Websites are a prime target. They often hold databases of email addresses and passwords. These can be used to access the accounts on the compromised website, but they’re also perfect for feeding into credential stuffing software for brute force attacks on other websites. The database may hold other information that makes identity theft a possibility, or it might hold credit card details or other payment details. This information can be used by the threat actor for further cybercrime or it can be sold on the dark web.
The website may be compromised with malicious scripts such as keystroke recorders to catch credit card details and other sensitive information. If the website is hosted on a server connected to the corporate network it could be used as a stepping-stone to the corporate infrastructure.
The other reason is that websites tend to be an easy nut to crack. A report from 2020 showed that 50 percent of websites have 4 or more critical vulnerabilities. These are documented flaws that the threat actors know about and for which there are off-the-shelf exploits. In other words, 50 percent of websites aren’t closed and secure, they’re wide open.
As depressing as that thought is, it’s actually an improvement on the previous year. In general, the figure is falling every year. Probably because organizations are starting to listen to the general cybersecurity message.
Following these steps will help prevent you from being a victim to an off-the-shelf hacker:
- Probe Your Own Defenses: Before the threat actors do it for you, conduct penetration testing on your websites and portals and act on the findings. Perform the required remediation, and repeat the testing until you have driven down your susceptibility to acceptable levels.
- Set a Frequency for Penetration Testing: How frequently you need to repeat the penetration testing should be based on your budget and the risk and impact of a successful attack. Annually, biannually, and quarterly are common testing cycles.
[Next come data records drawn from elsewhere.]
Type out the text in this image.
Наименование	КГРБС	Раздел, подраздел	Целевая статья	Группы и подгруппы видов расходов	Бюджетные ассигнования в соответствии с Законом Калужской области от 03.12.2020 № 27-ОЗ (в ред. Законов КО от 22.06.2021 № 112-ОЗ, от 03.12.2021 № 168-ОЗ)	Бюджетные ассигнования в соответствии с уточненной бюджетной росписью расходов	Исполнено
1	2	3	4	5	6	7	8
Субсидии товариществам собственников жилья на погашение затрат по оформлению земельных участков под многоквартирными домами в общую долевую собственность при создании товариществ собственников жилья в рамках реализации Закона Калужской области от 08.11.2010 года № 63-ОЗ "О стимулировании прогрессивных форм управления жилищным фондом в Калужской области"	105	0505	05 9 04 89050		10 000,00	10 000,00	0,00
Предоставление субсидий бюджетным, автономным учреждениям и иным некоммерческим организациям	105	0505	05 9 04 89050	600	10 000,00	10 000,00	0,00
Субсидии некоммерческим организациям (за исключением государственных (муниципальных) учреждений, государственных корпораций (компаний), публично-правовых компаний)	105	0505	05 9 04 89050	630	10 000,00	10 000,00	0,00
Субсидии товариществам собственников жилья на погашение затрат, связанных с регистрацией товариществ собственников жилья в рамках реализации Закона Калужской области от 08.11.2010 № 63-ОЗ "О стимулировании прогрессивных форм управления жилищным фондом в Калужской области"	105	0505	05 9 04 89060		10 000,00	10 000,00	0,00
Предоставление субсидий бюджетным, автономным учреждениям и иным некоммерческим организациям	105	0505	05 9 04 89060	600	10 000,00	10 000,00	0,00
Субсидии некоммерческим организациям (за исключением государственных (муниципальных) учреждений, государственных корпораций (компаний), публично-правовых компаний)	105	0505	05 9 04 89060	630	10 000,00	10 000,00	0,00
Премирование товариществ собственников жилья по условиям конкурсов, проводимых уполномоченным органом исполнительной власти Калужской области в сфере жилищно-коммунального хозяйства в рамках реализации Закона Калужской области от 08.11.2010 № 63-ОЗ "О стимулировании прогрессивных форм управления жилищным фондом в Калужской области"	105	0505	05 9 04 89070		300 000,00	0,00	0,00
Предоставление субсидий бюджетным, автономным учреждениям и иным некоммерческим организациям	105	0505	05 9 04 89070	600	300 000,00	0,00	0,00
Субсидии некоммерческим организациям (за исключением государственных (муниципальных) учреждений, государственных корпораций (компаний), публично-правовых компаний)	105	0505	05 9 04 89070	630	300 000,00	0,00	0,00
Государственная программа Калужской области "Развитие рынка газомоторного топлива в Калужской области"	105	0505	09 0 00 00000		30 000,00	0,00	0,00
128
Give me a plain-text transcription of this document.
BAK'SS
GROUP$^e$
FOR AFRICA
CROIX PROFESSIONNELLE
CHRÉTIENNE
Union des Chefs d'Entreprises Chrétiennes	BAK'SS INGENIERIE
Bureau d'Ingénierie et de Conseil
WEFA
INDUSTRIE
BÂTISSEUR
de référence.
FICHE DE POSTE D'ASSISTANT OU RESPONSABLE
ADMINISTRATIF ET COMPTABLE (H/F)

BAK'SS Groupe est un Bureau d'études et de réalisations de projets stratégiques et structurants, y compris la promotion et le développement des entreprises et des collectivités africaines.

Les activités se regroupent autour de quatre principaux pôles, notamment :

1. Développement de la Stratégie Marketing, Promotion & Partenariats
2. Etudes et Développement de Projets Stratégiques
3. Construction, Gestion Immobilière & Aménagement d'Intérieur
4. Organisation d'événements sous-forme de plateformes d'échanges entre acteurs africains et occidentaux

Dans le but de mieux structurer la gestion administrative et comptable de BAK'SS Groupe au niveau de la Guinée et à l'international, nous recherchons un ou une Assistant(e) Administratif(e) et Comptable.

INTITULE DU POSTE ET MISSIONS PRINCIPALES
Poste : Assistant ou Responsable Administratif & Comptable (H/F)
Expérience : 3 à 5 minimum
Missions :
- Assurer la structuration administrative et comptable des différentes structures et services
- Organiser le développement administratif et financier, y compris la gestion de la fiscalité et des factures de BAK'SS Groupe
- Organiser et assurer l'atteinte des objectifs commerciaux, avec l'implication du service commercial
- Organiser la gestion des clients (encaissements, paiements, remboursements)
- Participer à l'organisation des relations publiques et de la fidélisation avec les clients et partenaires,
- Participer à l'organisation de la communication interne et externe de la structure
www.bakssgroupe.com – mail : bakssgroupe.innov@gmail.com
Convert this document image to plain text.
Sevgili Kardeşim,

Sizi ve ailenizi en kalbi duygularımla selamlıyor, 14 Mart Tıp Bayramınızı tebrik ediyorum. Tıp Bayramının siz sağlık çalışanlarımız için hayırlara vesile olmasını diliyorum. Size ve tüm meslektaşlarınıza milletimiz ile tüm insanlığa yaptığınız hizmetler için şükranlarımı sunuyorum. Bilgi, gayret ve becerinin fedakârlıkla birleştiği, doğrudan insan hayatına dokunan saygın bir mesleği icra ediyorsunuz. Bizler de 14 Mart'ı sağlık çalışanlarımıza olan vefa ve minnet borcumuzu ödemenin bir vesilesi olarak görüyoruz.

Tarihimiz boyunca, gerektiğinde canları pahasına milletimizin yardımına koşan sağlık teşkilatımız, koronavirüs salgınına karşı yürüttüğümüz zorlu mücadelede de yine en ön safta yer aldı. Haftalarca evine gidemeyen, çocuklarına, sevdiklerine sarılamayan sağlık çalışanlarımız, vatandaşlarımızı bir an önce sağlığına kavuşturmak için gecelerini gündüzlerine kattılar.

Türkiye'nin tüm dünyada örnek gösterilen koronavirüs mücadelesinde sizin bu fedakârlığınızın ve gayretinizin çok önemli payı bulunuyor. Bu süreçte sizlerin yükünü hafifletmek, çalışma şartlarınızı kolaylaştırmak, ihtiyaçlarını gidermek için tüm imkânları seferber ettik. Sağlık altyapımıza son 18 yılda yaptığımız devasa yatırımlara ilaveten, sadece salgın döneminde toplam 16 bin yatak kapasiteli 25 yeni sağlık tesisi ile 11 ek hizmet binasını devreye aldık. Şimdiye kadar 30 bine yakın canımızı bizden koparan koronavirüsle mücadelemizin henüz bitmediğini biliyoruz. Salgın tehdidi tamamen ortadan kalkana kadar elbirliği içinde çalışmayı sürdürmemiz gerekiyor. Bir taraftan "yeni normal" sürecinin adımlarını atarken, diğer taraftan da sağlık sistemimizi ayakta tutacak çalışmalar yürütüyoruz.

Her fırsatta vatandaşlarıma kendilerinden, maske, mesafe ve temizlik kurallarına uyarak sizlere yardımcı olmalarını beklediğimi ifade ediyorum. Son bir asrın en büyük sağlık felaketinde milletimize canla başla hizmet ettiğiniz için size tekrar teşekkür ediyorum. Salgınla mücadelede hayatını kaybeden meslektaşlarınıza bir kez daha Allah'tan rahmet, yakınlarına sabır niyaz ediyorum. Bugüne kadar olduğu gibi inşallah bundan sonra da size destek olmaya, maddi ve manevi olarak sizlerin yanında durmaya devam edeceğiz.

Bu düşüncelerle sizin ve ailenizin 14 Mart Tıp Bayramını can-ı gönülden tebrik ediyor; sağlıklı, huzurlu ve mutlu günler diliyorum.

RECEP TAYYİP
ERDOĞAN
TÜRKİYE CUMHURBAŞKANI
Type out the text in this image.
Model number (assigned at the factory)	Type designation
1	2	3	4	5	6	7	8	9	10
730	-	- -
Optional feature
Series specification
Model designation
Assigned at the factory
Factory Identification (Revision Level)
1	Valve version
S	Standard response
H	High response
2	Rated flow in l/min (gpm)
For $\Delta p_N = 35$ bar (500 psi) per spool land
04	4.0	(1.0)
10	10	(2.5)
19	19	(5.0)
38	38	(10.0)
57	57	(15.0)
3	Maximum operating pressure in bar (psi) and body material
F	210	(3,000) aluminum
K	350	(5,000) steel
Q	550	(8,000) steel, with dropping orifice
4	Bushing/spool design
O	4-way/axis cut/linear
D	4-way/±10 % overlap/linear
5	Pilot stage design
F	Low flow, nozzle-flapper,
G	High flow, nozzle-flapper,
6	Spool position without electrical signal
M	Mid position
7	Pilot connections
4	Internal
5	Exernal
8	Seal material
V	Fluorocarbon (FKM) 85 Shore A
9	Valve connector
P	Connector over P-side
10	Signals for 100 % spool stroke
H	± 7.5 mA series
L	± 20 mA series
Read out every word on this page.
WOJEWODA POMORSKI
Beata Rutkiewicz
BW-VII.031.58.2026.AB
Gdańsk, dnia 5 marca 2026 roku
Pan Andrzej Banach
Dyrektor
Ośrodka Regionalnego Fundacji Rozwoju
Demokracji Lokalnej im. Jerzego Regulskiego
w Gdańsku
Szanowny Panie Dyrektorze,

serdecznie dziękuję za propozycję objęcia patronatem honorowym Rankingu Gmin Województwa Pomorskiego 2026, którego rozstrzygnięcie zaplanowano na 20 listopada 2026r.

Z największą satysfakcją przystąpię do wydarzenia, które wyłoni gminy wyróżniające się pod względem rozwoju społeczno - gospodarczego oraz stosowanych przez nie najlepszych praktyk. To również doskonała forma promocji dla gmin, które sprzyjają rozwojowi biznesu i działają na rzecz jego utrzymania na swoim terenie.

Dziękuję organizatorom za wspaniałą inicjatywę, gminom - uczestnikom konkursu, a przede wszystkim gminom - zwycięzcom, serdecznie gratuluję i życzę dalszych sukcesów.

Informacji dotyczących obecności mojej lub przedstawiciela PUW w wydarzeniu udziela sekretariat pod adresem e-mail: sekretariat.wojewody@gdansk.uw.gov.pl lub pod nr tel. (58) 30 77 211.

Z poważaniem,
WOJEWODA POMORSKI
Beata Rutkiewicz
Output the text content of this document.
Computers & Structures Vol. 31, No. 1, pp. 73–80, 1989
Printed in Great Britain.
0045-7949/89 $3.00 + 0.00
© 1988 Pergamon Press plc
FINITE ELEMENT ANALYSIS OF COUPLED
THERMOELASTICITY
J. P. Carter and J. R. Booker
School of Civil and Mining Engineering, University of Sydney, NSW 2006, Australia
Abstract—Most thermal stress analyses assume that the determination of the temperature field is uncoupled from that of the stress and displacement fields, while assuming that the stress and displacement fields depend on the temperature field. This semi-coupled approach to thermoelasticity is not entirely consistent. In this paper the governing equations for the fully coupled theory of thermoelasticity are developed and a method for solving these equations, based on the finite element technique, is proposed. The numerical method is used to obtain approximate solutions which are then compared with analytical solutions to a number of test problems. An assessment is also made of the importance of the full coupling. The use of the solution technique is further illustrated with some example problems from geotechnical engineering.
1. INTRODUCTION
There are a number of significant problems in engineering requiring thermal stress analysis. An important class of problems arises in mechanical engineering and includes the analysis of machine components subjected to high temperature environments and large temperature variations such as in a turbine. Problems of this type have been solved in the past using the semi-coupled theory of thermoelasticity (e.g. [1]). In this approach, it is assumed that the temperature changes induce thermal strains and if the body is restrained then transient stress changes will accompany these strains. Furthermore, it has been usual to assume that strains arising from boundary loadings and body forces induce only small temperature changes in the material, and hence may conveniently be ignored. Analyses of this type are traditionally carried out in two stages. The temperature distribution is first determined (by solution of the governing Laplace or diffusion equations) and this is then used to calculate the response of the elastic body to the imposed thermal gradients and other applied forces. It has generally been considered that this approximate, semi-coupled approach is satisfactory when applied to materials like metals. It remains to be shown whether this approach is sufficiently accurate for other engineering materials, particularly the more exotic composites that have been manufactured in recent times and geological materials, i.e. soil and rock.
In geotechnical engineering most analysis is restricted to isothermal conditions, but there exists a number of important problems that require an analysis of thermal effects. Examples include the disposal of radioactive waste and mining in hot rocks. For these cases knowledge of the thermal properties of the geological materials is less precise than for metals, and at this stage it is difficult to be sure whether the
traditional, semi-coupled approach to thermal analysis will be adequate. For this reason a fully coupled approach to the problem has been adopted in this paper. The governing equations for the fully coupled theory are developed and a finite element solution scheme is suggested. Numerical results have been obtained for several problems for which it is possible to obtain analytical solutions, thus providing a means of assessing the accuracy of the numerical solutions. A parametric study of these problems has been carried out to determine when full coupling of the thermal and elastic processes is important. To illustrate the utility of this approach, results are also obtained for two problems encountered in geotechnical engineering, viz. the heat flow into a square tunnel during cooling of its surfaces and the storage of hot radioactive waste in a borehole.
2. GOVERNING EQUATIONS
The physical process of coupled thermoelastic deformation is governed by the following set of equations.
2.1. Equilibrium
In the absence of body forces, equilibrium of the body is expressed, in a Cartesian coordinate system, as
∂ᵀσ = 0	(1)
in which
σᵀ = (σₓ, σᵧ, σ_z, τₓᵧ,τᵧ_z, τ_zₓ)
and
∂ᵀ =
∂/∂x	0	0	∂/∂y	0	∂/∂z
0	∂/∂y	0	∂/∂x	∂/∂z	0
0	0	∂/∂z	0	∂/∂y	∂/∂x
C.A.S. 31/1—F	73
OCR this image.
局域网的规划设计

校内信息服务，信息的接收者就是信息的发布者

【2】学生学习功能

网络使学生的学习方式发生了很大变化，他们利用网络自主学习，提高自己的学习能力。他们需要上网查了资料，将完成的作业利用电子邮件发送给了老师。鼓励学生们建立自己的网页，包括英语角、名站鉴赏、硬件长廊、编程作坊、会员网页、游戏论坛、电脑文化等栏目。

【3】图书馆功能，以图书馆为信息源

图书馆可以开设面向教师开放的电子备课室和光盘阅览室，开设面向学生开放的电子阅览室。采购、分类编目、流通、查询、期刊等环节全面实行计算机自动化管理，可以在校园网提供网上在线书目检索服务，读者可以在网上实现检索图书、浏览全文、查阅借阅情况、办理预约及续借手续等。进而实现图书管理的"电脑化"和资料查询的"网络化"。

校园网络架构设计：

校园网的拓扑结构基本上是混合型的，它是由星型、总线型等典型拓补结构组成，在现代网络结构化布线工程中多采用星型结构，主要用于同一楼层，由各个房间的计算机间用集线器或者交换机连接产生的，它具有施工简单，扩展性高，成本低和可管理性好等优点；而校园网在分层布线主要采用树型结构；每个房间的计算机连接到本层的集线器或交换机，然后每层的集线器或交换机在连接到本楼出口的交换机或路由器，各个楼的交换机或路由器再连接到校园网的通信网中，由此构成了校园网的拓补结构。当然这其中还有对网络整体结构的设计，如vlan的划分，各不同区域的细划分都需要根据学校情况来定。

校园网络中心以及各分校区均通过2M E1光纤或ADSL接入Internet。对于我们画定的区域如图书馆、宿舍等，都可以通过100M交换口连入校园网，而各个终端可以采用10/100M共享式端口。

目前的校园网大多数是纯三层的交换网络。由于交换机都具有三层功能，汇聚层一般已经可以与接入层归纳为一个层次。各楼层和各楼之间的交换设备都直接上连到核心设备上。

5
- Pay Attention to Custom Software: If you have custom software running on your website pay special attention to the architecture, platforms, and frameworks that it makes use of. These underlying technologies need to be patched and kept up to date, just like your operating systems and other software.
- Consider a Web Application Firewall: A web application firewall sits between the outside world and your website. It analyzes all HTTP/S traffic arriving at your website and filters out malicious activity.
- Don’t Forget the Basics: Good cyber hygiene should be maintained. Encrypt databases, use robust passwords for web administration accounts, and patch frequently and thoroughly.